How do protein kinase C work?
C1 domain – binds DAG lipid
C2 domain – binds membranes in the presence of calcium ions
C3 domain – binds ATP
C4 domain – binds substrate for phosphorylation by kinase d
What is the structure of phosphoinositides?
Variable head groups, 2x fatty acyl C18-20 chains, glycerol backbone, inositol sugar attached to terminal glycerol carbon
How many types of phosphatidylinositol 3-kinase are there?
4: 1A, 1B, 2 and 3.
All have regulatory subunits.
How are the Phosphatidylinositol 3-kinase different?
1A are localised to membranes and endosomes
2 are localised to Golgi and secretory pathway
3 are localised to Golgi and endosomes.
What are sphingolipids?
Second messengers.
What are sphingolipids biological effects?
Regulates cell stress, membrane trafficking, cell survival, apoptosis, phagocytosis and macrophage degradation.
What activate GPCR?
Lipid derived compounds: eg. Prostaglandins and leukotrines
What are nuclear activators?
Lipid derived compounds eg.

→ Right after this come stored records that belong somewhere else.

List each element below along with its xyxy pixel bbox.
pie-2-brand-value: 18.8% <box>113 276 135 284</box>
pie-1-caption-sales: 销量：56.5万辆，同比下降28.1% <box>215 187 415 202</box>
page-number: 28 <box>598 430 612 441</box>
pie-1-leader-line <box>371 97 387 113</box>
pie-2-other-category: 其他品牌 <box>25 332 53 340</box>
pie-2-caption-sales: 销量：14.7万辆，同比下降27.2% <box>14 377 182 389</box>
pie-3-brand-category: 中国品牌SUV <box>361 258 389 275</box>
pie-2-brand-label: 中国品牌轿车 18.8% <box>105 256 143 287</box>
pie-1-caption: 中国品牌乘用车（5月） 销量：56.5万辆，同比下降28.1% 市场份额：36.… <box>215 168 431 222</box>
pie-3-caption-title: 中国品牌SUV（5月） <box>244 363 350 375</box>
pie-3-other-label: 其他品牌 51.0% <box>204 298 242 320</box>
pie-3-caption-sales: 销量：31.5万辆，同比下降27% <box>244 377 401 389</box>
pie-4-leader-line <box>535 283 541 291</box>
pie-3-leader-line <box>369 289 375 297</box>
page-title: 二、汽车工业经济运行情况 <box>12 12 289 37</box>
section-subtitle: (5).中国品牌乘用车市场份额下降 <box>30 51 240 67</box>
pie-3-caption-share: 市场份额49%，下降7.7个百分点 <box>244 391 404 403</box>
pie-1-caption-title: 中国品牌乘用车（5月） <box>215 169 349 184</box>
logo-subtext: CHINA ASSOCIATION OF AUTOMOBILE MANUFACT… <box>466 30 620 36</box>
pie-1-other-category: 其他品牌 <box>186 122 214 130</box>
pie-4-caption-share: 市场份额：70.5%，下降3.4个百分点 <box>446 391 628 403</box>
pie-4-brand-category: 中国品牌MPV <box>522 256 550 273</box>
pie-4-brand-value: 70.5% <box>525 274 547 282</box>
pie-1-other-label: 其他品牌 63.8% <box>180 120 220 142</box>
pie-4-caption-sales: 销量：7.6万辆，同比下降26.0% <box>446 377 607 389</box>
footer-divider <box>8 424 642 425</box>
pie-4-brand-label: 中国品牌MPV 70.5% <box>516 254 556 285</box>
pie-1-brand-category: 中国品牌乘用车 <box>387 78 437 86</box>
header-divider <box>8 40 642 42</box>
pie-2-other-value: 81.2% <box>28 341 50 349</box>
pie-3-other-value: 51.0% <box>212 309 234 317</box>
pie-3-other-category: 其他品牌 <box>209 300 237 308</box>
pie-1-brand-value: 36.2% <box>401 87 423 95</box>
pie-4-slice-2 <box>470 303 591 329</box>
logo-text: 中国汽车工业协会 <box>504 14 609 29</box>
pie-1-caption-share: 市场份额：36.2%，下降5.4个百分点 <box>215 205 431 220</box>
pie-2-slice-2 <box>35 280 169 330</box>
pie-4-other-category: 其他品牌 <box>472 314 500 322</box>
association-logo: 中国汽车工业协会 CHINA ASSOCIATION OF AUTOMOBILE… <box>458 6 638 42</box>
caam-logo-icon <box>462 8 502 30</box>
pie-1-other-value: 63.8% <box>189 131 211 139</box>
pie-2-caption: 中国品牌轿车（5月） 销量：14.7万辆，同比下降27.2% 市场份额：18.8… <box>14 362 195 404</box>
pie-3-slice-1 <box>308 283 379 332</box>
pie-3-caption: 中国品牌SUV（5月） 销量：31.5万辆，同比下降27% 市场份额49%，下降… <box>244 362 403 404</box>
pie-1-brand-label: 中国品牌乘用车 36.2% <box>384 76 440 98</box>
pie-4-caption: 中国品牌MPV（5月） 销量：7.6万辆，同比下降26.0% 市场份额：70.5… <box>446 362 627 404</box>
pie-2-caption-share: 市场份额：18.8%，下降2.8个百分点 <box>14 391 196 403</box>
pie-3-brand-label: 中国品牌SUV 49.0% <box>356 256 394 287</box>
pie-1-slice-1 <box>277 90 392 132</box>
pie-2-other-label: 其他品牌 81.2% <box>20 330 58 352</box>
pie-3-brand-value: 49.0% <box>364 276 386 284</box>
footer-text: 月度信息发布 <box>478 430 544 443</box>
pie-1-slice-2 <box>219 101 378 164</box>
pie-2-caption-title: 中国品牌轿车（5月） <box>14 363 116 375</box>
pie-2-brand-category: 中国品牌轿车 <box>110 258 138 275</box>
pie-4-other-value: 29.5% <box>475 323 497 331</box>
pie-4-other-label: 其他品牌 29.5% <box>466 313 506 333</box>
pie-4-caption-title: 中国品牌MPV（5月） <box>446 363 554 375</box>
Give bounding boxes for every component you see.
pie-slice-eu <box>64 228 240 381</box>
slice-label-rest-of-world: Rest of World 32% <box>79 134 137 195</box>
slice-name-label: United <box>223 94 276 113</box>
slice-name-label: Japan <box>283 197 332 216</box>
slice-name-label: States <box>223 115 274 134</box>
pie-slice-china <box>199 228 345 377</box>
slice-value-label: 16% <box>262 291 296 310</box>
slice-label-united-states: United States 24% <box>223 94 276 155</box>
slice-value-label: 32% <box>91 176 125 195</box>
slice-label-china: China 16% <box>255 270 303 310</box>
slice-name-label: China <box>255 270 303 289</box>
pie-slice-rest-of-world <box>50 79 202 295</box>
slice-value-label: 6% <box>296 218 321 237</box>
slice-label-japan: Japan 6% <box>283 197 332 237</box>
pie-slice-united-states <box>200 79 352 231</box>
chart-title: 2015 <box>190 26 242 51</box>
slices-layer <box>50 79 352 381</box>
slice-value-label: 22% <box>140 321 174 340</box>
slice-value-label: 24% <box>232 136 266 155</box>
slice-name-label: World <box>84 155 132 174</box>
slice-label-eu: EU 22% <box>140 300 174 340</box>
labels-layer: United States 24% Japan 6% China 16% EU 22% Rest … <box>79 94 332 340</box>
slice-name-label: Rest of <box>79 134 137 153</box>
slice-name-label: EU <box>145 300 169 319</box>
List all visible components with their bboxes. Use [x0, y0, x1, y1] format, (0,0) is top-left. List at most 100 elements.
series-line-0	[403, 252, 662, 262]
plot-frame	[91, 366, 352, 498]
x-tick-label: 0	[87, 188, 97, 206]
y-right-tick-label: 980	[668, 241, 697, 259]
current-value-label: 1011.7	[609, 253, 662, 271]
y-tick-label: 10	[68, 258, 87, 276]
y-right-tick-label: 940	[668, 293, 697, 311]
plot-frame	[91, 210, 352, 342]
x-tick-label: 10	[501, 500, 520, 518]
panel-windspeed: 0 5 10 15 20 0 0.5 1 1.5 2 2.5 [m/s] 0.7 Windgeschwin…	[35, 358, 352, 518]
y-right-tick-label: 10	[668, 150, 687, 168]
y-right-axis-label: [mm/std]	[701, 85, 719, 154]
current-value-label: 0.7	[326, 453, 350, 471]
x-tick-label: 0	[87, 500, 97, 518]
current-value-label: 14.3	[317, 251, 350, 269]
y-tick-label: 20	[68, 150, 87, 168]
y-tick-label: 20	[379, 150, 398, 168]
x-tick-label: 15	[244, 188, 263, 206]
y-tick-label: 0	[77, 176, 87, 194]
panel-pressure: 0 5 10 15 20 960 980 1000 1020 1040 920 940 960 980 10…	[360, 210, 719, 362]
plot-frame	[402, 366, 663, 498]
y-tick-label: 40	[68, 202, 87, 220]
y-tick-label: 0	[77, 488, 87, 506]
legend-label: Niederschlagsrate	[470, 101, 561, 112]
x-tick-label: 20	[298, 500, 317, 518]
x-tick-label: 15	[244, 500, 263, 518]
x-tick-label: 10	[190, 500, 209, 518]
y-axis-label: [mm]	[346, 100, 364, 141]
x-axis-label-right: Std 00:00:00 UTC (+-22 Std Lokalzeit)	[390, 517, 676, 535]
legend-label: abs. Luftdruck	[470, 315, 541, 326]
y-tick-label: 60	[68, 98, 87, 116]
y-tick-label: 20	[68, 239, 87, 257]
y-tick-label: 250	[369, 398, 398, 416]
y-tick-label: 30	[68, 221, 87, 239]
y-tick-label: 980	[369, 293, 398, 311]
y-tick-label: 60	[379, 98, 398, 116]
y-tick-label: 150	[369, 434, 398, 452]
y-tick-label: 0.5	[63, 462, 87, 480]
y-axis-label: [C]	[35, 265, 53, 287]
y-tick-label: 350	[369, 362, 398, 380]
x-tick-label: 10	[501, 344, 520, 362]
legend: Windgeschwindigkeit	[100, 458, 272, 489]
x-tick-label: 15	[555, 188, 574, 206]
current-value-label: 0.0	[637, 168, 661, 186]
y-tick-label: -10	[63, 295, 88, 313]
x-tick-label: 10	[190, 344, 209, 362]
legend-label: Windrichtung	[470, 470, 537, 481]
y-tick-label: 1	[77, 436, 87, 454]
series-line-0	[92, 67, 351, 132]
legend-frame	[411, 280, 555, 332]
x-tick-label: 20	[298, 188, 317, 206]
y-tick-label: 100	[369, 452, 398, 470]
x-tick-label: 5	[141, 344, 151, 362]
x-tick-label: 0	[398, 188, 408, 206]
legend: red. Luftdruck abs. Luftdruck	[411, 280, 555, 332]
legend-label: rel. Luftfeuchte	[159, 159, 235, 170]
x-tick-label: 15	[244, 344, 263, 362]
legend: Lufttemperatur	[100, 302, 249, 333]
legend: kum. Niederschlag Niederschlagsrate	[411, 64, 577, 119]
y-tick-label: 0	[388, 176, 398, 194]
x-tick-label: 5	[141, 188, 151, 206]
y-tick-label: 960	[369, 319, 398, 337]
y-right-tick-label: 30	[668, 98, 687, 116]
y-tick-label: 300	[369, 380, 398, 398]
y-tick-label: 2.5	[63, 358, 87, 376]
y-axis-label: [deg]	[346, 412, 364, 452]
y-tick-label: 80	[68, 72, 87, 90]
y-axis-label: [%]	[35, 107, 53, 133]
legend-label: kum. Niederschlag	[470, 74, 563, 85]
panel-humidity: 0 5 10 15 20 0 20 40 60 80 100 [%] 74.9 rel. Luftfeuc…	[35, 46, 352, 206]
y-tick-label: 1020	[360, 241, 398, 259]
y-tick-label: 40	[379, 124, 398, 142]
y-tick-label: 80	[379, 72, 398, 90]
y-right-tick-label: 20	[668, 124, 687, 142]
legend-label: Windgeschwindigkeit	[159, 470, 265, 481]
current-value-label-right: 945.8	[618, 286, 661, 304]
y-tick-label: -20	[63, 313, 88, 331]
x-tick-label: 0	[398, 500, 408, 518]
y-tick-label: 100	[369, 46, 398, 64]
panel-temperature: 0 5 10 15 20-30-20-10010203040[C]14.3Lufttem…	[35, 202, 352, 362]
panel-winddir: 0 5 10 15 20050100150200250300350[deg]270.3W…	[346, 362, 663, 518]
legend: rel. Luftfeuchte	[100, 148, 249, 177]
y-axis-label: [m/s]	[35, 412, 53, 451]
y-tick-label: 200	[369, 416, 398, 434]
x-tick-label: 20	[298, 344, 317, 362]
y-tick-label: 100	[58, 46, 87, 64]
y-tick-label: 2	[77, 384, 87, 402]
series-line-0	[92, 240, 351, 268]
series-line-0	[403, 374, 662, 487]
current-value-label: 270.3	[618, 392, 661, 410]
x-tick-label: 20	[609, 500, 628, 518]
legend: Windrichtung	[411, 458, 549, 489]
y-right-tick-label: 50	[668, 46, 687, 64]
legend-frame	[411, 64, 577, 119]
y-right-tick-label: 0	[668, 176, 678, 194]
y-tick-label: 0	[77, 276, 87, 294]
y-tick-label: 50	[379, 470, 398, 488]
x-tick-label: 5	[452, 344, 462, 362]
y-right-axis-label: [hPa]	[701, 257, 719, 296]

Steroid hormones, retinoic acid PPAR family.
How many protein kinases does the human genome encode?
~518
90 tyrosine kinases
58 receptor tyrosine kinases in 20 subfamilies
32 cytoplasmic tyrosine kinases
What are the roles of tyrosine phosphorylation?
Growth factor signalling and oncogenesis, cell adhesion, spreading, migration and shape, cell cycle control and development, gene regulation.
What domains do rector tyrosine kinases have?
Extracellular, transmembrane, juxtamembrane, tyrosine kinase and c-terminal tail.
What do receptor tyrosine kinase domains do?
Extracellular for ligand binding, transmembrane membrane anchor, juxtamembrane for negative regulation, tyrosine kinase for catalysis and c-terminal tail for signal regulation.
What does RTK activation lead to?
Protein recruitment and signalling.
Promotes oligomerisation and autophosphorylation, alter gene expression, cause signalling platform assembly, can lead to Ras and MAPK activation.
What are G-proteins?
GTP-hydrolyses [On/off] binary switches.
What are G-proteins involved in?
Cyclic AMP signalling, MAP kinase signalling, PLD signalling, Redox signalling, cytoskeletal remodelling, ion channel modulation.
What is a a G-protein complex?
Recruited by GPCRs contains a 7 transmembrane GPCR, a heteromeric G-protein and a downstream signalling proteins and enzymes.